Last October, the provincial government announced an initial investment of $47.3 million to connect the 20,000 civic addresses and 1,010 kilometres of primary roads in Nova Scotia with poor cellular service. As part of that initial funding, Masland said Wednesday that Rogers has been chosen to upgrade 27 existing tower sites and connect them to its network. The telecommunications giant will install wireless broadband capabilities and add generators to the tower locations.
Meanwhile, officials said four mobile towers announced last fall are scheduled to be in place next spring with the remaining new and upgraded sites expected to be ready for service between next summer and the spring of 2027.
Masland said once the 27 new towers and other work announced Tuesday is completed, coverage will be provided to 62 per cent of the province’s underserved areas and to more than 562 kilometres of underserved roads and highways. The overall goal is to eventually reach 99 per cent coverage, she said.
At a cost of $3.3 million, the mobile towers are to expand coverage for first responders in the West Bay Road, Marble Mountain and Pleasant Bay areas of Cape Breton’s Inverness County; in Framboise in Richmond County, Cape Breton; and in Greenfield, Queens County.

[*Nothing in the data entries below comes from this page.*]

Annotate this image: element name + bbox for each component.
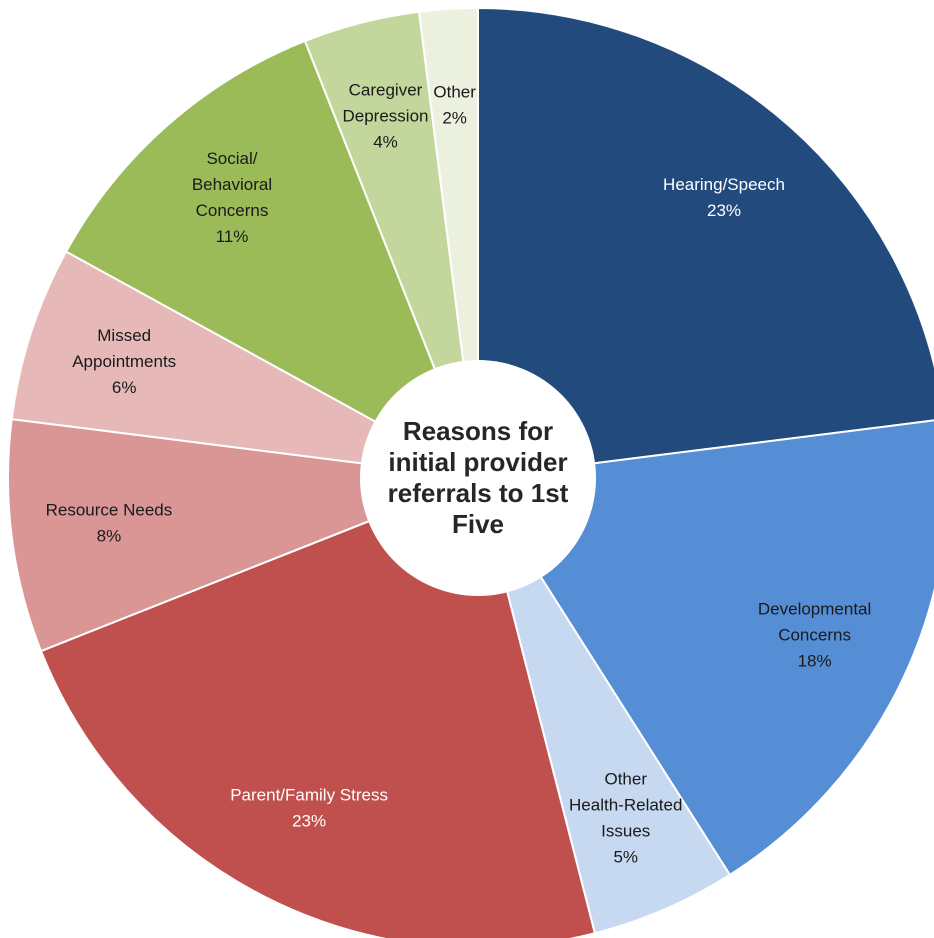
category-label: Concerns — [196, 201, 269, 220]
category-label: Missed — [97, 327, 151, 346]
value-label: 23% — [707, 201, 741, 220]
value-label: 6% — [112, 379, 137, 398]
category-label: Social/ — [206, 149, 257, 168]
slice — [417, 6, 479, 479]
category-label: Parent/Family Stress — [230, 786, 388, 805]
slice-label: Missed Appointments 6% — [72, 327, 176, 398]
category-label: Caregiver — [349, 81, 423, 100]
category-label: Behavioral — [192, 175, 272, 194]
category-label: Issues — [601, 822, 650, 841]
value-label: 11% — [216, 227, 249, 246]
slice-label: Resource Needs 8% — [46, 501, 173, 546]
value-label: 23% — [292, 812, 326, 831]
category-label: Depression — [342, 107, 428, 126]
slice-label: Other 2% — [433, 83, 476, 128]
slice — [477, 477, 732, 935]
category-label: Resource Needs — [46, 501, 173, 520]
value-label: 5% — [613, 848, 638, 867]
value-label: 18% — [798, 652, 832, 671]
category-label: Other — [604, 770, 647, 789]
donut-hole — [360, 360, 596, 596]
value-label: 2% — [442, 109, 467, 128]
category-label: Other — [433, 83, 476, 102]
category-label: Health-Related — [569, 796, 682, 815]
category-label: Developmental — [758, 600, 871, 619]
value-label: 8% — [97, 527, 122, 546]
slice — [10, 250, 479, 479]
category-label: Concerns — [778, 626, 851, 645]
slice-label: Social/Behavioral Concerns 11% — [192, 149, 272, 246]
slice — [64, 39, 480, 481]
slice-label: Hearing/Speech 23% — [663, 175, 785, 220]
category-label: Hearing/Speech — [663, 175, 785, 194]
slice — [477, 6, 934, 480]
chart-title: Reasons for initial provider referrals t… — [387, 416, 569, 539]
slice-label: Parent/Family Stress 23% — [230, 786, 388, 831]
slice-label: Developmental Concerns 18% — [758, 600, 871, 671]
slice — [476, 419, 934, 877]
slice-label: Caregiver Depression 4% — [342, 81, 428, 152]
category-label: Appointments — [72, 353, 176, 372]
slice-label: Other Health-Related Issues 5% — [569, 770, 682, 867]
value-label: 4% — [373, 133, 398, 152]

Service Nova Scotia Minister Colton LeBlanc said getting the mobile towers in place isn’t simply a matter of choosing a site and moving ahead. “There is still land acquisition along with federal and provincial regulatory permitting,” LeBlanc said.
The lack of cellphone coverage in areas such as the province’s South Shore and the Annapolis Valley was highlighted during flash flooding from torrential rains that hit the province in July 2023, when people were unable to access emergency alerts or use their phones.
Brett Tetanish, chief of the Brooklyn Volunteer Fire Department, who was among those who responded to flooding emergencies in the Municipality of West Hants, said in an interview earlier this month that continued shortfalls in cellular reception are “very frustrating.”
“I know things take time,” Tetanish said. “But in this day and age with the amount that people pay for cellular service and the way society relies on cellular service, we need it to be improved drastically.”